Research collected since the cable was installed in October 2008 suggests the warnings have slowed drivers and made them more alert. That's the goal. "We are hoping to reduce accidents, but we also want to see if we can change driver behavior," says Mike McVaugh, a traffic and safety engineer with the Colorado Department of Transportation.

In other states and in Canada, wildlife crossings and fencing have been shown to reduce wildlife-vehicle collisions by at least 80 percent. Fences along highways that funnel animals to highway underpasses have proved highly effective. The price tag for such projects can be in the millions of dollars, however. That cost is justified if a road section had at least 5.1 deer-vehicle collisions per mile before the mitigation measures were put in place, says Huijser.

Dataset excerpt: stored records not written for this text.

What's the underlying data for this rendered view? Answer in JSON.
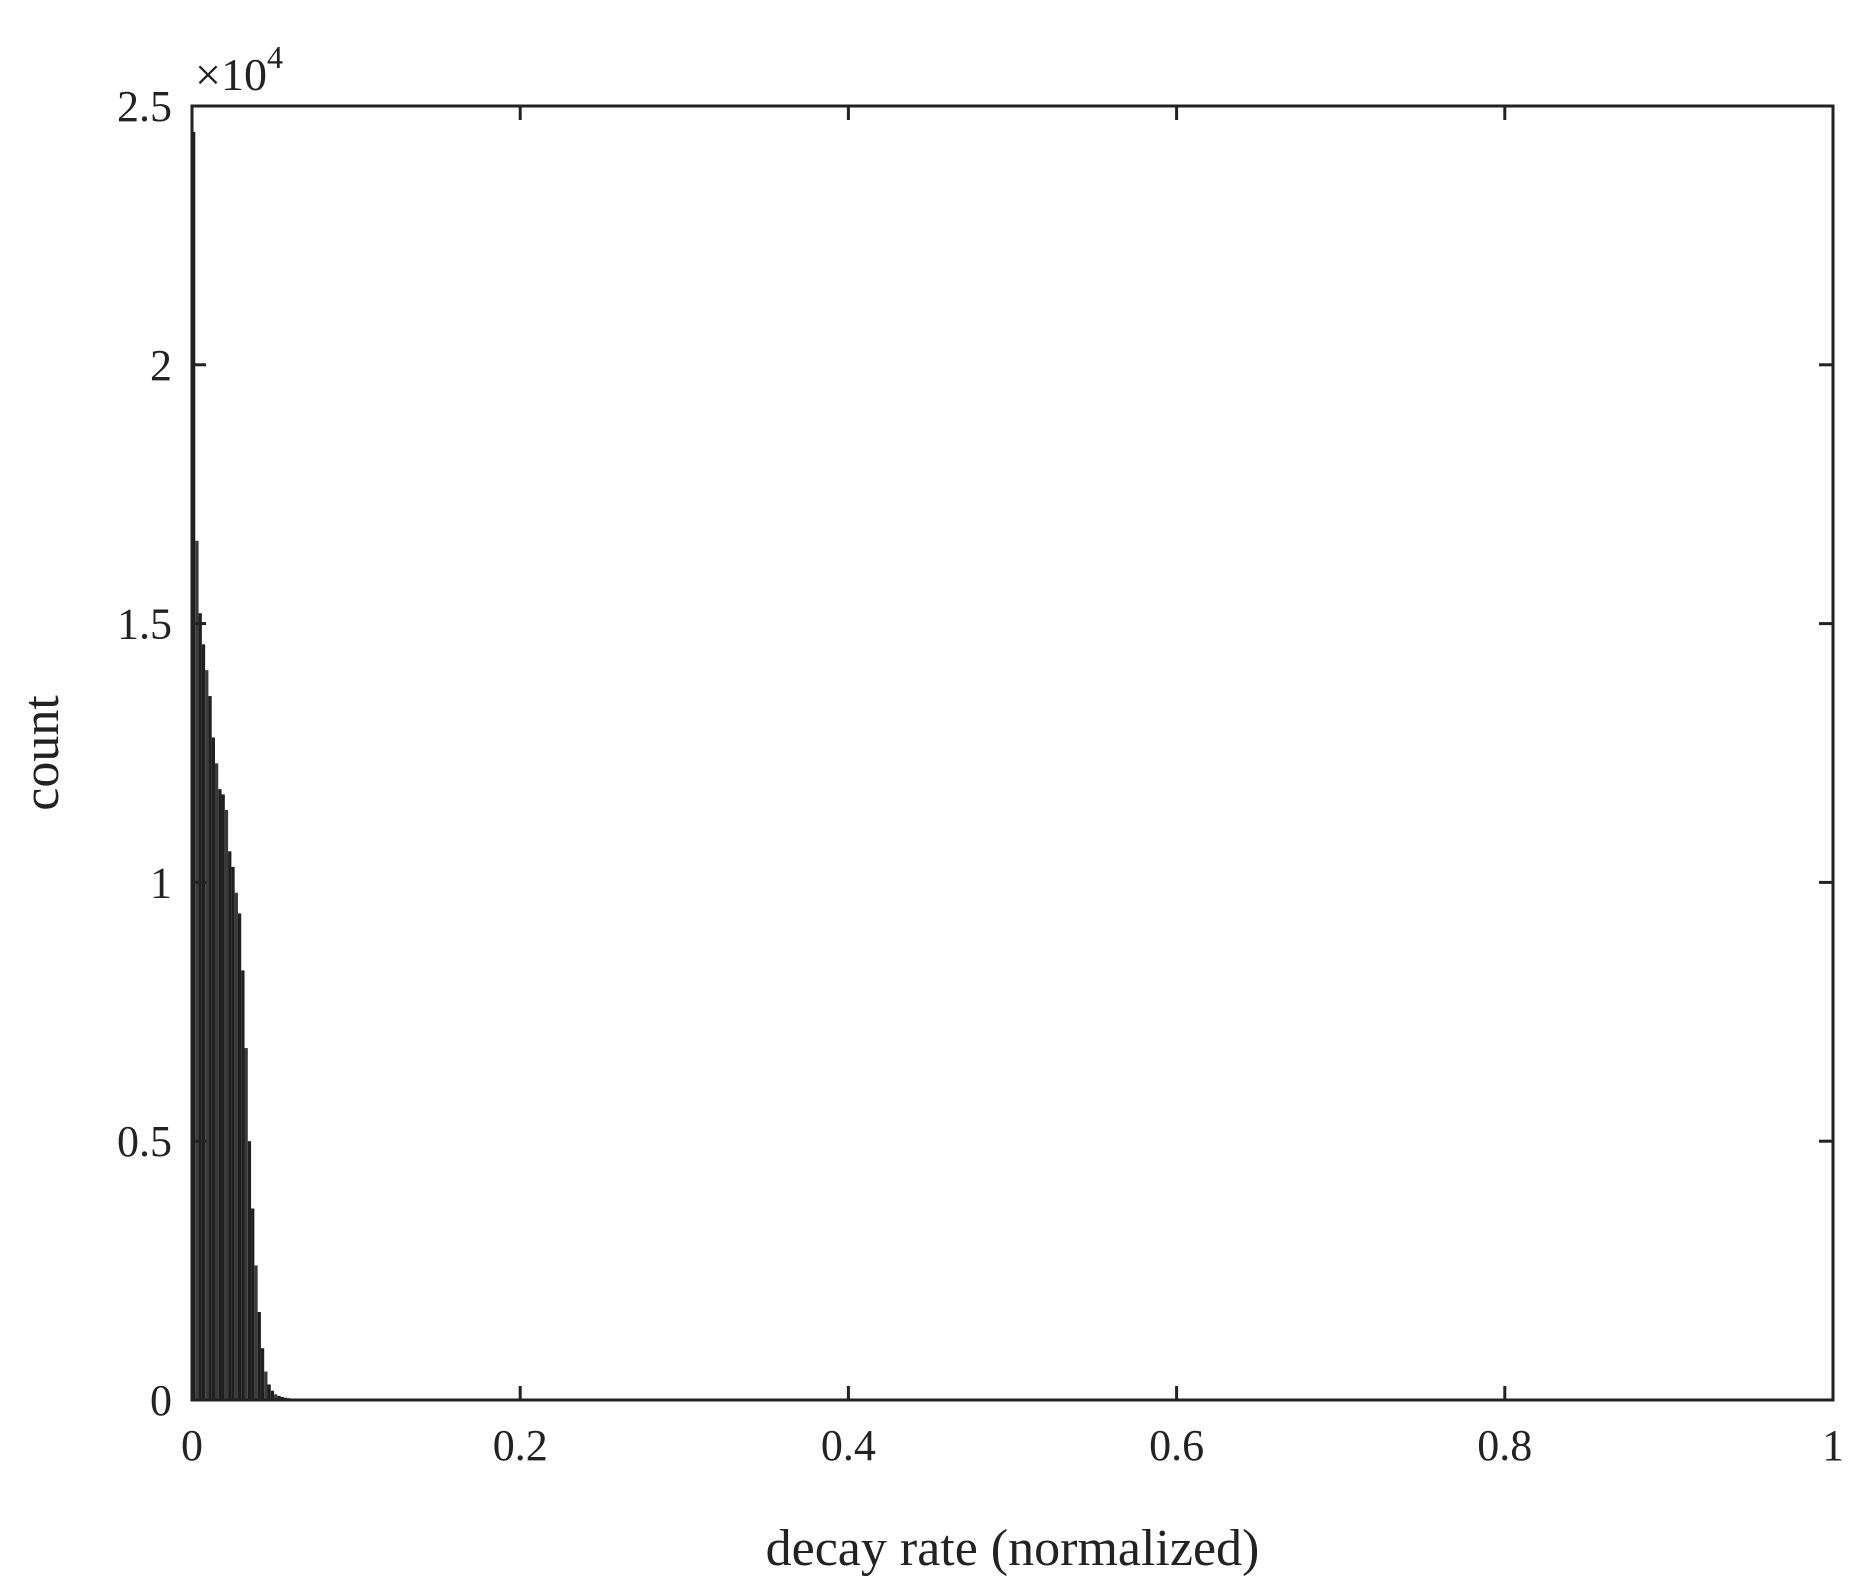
{
  "chart_data": {
    "type": "bar",
    "title": "",
    "xlabel": "decay rate (normalized)",
    "ylabel": "count",
    "xlim": [
      0,
      1
    ],
    "ylim": [
      0,
      25000
    ],
    "y_multiplier": {
      "base": "×10",
      "exponent": "4"
    },
    "xticks": [
      {
        "value": 0,
        "label": "0"
      },
      {
        "value": 0.2,
        "label": "0.2"
      },
      {
        "value": 0.4,
        "label": "0.4"
      },
      {
        "value": 0.6,
        "label": "0.6"
      },
      {
        "value": 0.8,
        "label": "0.8"
      },
      {
        "value": 1,
        "label": "1"
      }
    ],
    "yticks": [
      {
        "value": 0,
        "label": "0"
      },
      {
        "value": 5000,
        "label": "0.5"
      },
      {
        "value": 10000,
        "label": "1"
      },
      {
        "value": 15000,
        "label": "1.5"
      },
      {
        "value": 20000,
        "label": "2"
      },
      {
        "value": 25000,
        "label": "2.5"
      }
    ],
    "grid": false,
    "legend": "none",
    "bin_width": 0.002,
    "bar_color": "#1f1f1f",
    "bins": [
      {
        "x": 0.0,
        "count": 24500
      },
      {
        "x": 0.002,
        "count": 16600
      },
      {
        "x": 0.004,
        "count": 15200
      },
      {
        "x": 0.006,
        "count": 14600
      },
      {
        "x": 0.008,
        "count": 14100
      },
      {
        "x": 0.01,
        "count": 13600
      },
      {
        "x": 0.012,
        "count": 12800
      },
      {
        "x": 0.014,
        "count": 12300
      },
      {
        "x": 0.016,
        "count": 11800
      },
      {
        "x": 0.018,
        "count": 11700
      },
      {
        "x": 0.02,
        "count": 11400
      },
      {
        "x": 0.022,
        "count": 10600
      },
      {
        "x": 0.024,
        "count": 10300
      },
      {
        "x": 0.026,
        "count": 9800
      },
      {
        "x": 0.028,
        "count": 9400
      },
      {
        "x": 0.03,
        "count": 8300
      },
      {
        "x": 0.032,
        "count": 6800
      },
      {
        "x": 0.034,
        "count": 5000
      },
      {
        "x": 0.036,
        "count": 3700
      },
      {
        "x": 0.038,
        "count": 2600
      },
      {
        "x": 0.04,
        "count": 1700
      },
      {
        "x": 0.042,
        "count": 1000
      },
      {
        "x": 0.044,
        "count": 550
      },
      {
        "x": 0.046,
        "count": 300
      },
      {
        "x": 0.048,
        "count": 180
      },
      {
        "x": 0.05,
        "count": 110
      },
      {
        "x": 0.052,
        "count": 80
      },
      {
        "x": 0.054,
        "count": 60
      },
      {
        "x": 0.056,
        "count": 45
      },
      {
        "x": 0.058,
        "count": 35
      },
      {
        "x": 0.06,
        "count": 25
      },
      {
        "x": 0.062,
        "count": 20
      },
      {
        "x": 0.064,
        "count": 15
      },
      {
        "x": 0.066,
        "count": 10
      }
    ]
  }
}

Elsewhere in Colorado, Defenders persuaded state officials to build two wildlife underpasses southwest of Denver using federal stimulus money. More are planned. These strategically placed underpasses and fencing will allow deer, elk, bears, mountain lions, imperiled Canada lynx and other animals to travel safely under the highway to find the food, mates and quality habitat they need to survive.

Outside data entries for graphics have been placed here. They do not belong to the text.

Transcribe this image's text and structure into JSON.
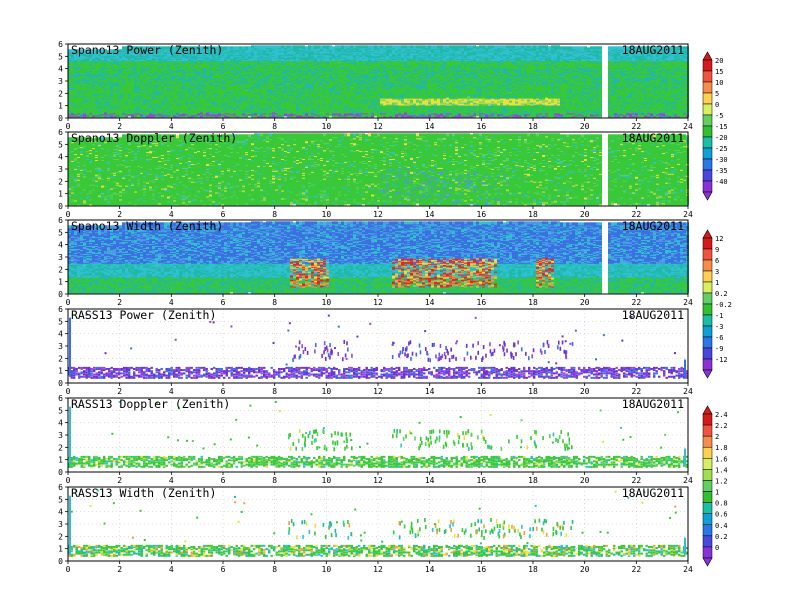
{
  "panels": [
    {
      "id": "spano-power",
      "title": "Spano13 Power (Zenith)",
      "date": "18AUG2011",
      "kind": "spano-power",
      "colorbar": 0
    },
    {
      "id": "spano-doppler",
      "title": "Spano13 Doppler (Zenith)",
      "date": "18AUG2011",
      "kind": "spano-doppler",
      "colorbar": 0
    },
    {
      "id": "spano-width",
      "title": "Spano13 Width (Zenith)",
      "date": "18AUG2011",
      "kind": "spano-width",
      "colorbar": 1
    },
    {
      "id": "rass-power",
      "title": "RASS13 Power (Zenith)",
      "date": "18AUG2011",
      "kind": "rass-power",
      "colorbar": 1
    },
    {
      "id": "rass-doppler",
      "title": "RASS13 Doppler (Zenith)",
      "date": "18AUG2011",
      "kind": "rass-doppler",
      "colorbar": 2
    },
    {
      "id": "rass-width",
      "title": "RASS13 Width (Zenith)",
      "date": "18AUG2011",
      "kind": "rass-width",
      "colorbar": 2
    }
  ],
  "colorbars": [
    {
      "id": "colorbar-1",
      "labels": [
        "20",
        "15",
        "10",
        "5",
        "0",
        "-5",
        "-15",
        "-20",
        "-25",
        "-30",
        "-35",
        "-40"
      ],
      "colors": [
        "#d7191c",
        "#f0543c",
        "#f88c4a",
        "#fdd050",
        "#d8f060",
        "#60d060",
        "#30c030",
        "#18c0a8",
        "#10a0d8",
        "#2878e8",
        "#4848e0",
        "#8c30d8"
      ]
    },
    {
      "id": "colorbar-2",
      "labels": [
        "12",
        "9",
        "6",
        "3",
        "1",
        "0.2",
        "-0.2",
        "-1",
        "-3",
        "-6",
        "-9",
        "-12"
      ],
      "colors": [
        "#d7191c",
        "#f0543c",
        "#f88c4a",
        "#fdd050",
        "#d8f060",
        "#60d060",
        "#30c030",
        "#18c0a8",
        "#10a0d8",
        "#2878e8",
        "#4848e0",
        "#8c30d8"
      ]
    },
    {
      "id": "colorbar-3",
      "labels": [
        "2.4",
        "2.2",
        "2",
        "1.8",
        "1.6",
        "1.4",
        "1.2",
        "1",
        "0.8",
        "0.6",
        "0.4",
        "0.2",
        "0"
      ],
      "colors": [
        "#d7191c",
        "#f0543c",
        "#f88c4a",
        "#fdd050",
        "#d8f060",
        "#a0e050",
        "#60d060",
        "#30c030",
        "#18c0a8",
        "#10a0d8",
        "#2878e8",
        "#4848e0",
        "#8c30d8"
      ]
    }
  ],
  "chart_data": [
    {
      "type": "heatmap",
      "title": "Spano13 Power (Zenith)",
      "date": "18AUG2011",
      "x_ticks": [
        "0",
        "2",
        "4",
        "6",
        "8",
        "10",
        "12",
        "14",
        "16",
        "18",
        "20",
        "22",
        "24"
      ],
      "y_ticks": [
        "0",
        "1",
        "2",
        "3",
        "4",
        "5",
        "6"
      ],
      "xlim": [
        0,
        24
      ],
      "ylim": [
        0,
        6
      ],
      "colorbar": [
        "20",
        "15",
        "10",
        "5",
        "0",
        "-5",
        "-15",
        "-20",
        "-25",
        "-30",
        "-35",
        "-40"
      ]
    },
    {
      "type": "heatmap",
      "title": "Spano13 Doppler (Zenith)",
      "date": "18AUG2011",
      "x_ticks": [
        "0",
        "2",
        "4",
        "6",
        "8",
        "10",
        "12",
        "14",
        "16",
        "18",
        "20",
        "22",
        "24"
      ],
      "y_ticks": [
        "0",
        "1",
        "2",
        "3",
        "4",
        "5",
        "6"
      ],
      "xlim": [
        0,
        24
      ],
      "ylim": [
        0,
        6
      ]
    },
    {
      "type": "heatmap",
      "title": "Spano13 Width (Zenith)",
      "date": "18AUG2011",
      "x_ticks": [
        "0",
        "2",
        "4",
        "6",
        "8",
        "10",
        "12",
        "14",
        "16",
        "18",
        "20",
        "22",
        "24"
      ],
      "y_ticks": [
        "0",
        "1",
        "2",
        "3",
        "4",
        "5",
        "6"
      ],
      "xlim": [
        0,
        24
      ],
      "ylim": [
        0,
        6
      ],
      "colorbar": [
        "12",
        "9",
        "6",
        "3",
        "1",
        "0.2",
        "-0.2",
        "-1",
        "-3",
        "-6",
        "-9",
        "-12"
      ]
    },
    {
      "type": "scatter",
      "title": "RASS13 Power (Zenith)",
      "date": "18AUG2011",
      "x_ticks": [
        "0",
        "2",
        "4",
        "6",
        "8",
        "10",
        "12",
        "14",
        "16",
        "18",
        "20",
        "22",
        "24"
      ],
      "y_ticks": [
        "0",
        "1",
        "2",
        "3",
        "4",
        "5",
        "6"
      ],
      "xlim": [
        0,
        24
      ],
      "ylim": [
        0,
        6
      ]
    },
    {
      "type": "scatter",
      "title": "RASS13 Doppler (Zenith)",
      "date": "18AUG2011",
      "x_ticks": [
        "0",
        "2",
        "4",
        "6",
        "8",
        "10",
        "12",
        "14",
        "16",
        "18",
        "20",
        "22",
        "24"
      ],
      "y_ticks": [
        "0",
        "1",
        "2",
        "3",
        "4",
        "5",
        "6"
      ],
      "xlim": [
        0,
        24
      ],
      "ylim": [
        0,
        6
      ],
      "colorbar": [
        "2.4",
        "2.2",
        "2",
        "1.8",
        "1.6",
        "1.4",
        "1.2",
        "1",
        "0.8",
        "0.6",
        "0.4",
        "0.2",
        "0"
      ]
    },
    {
      "type": "scatter",
      "title": "RASS13 Width (Zenith)",
      "date": "18AUG2011",
      "x_ticks": [
        "0",
        "2",
        "4",
        "6",
        "8",
        "10",
        "12",
        "14",
        "16",
        "18",
        "20",
        "22",
        "24"
      ],
      "y_ticks": [
        "0",
        "1",
        "2",
        "3",
        "4",
        "5",
        "6"
      ],
      "xlim": [
        0,
        24
      ],
      "ylim": [
        0,
        6
      ]
    }
  ]
}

"By making smart investments in wildlife crossings now, we will save millions of dollars each year, boost our local economies by creating jobs and, most importantly, save lives," says White.

As the effects of climate change become more challenging, it will become even more important for species that are being driven to higher elevations to be able to travel safely through the landscape.

And if the new surveillance technology works on Colorado's Highway 160, there could be a new tool to help critters safely get to the other side of the road while keeping people on their merry way.